[Pacemaker] fencing to recover from failed resources

Thu Jan 13 10:08:49 UTC 2011

On Thursday 13 January 2011 09:51:16 Lars Marowsky-Bree wrote:
> On 2011-01-12T22:52:14, Bart Coninckx <bart.coninckx at telenet.be> wrote:
> > Jan 12 22:20:34 xen2 pengine: [6633]: WARN: unpack_rsc_op: Processing
> > failed op intranet1_stop_0 on xen1: unknown exec error (-2)
> > 
> > My monitors are set to restart a resorce.

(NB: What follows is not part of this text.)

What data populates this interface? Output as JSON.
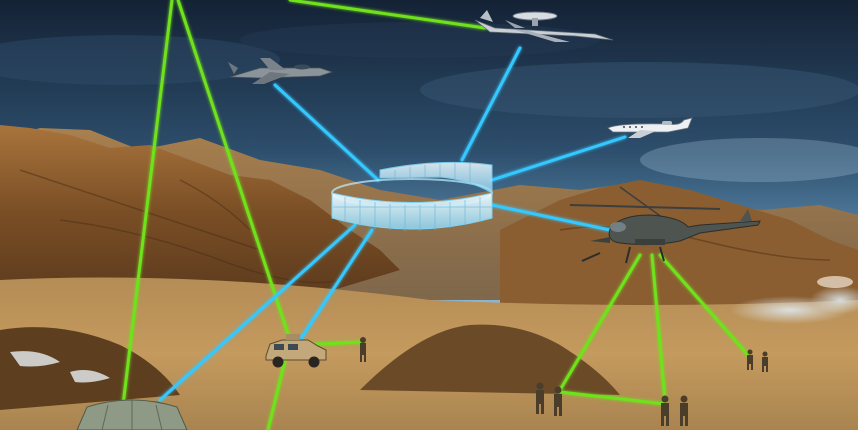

What makes the PE decide to
> > fence the node in stead of first trying to restart the resource as the
> > monitor operation is configured to do?
> 
> The restart consists of a "stop" and a "start"; as you can see from the
> above logs, the "stop" failed.
> 
> 
> Regards,
>     Lars

Hi Lars,

thx for your answer. 
So do I get this straight:
- resource undergoes monitor operation
- monitor reports failure
- a restart of the resource is issued (stop and start)
- stop fails
- PE decides to fence the node because of this regardless of the state of 
other resources

Untill I figure out why a stop fails (this are Xen resources, not sure why a 
xm shutdown or xm destroy would fail ...), is there a way to make Pacemaker 
less radical in fencing (without disabling fencing all together?)

Thank you!

Bart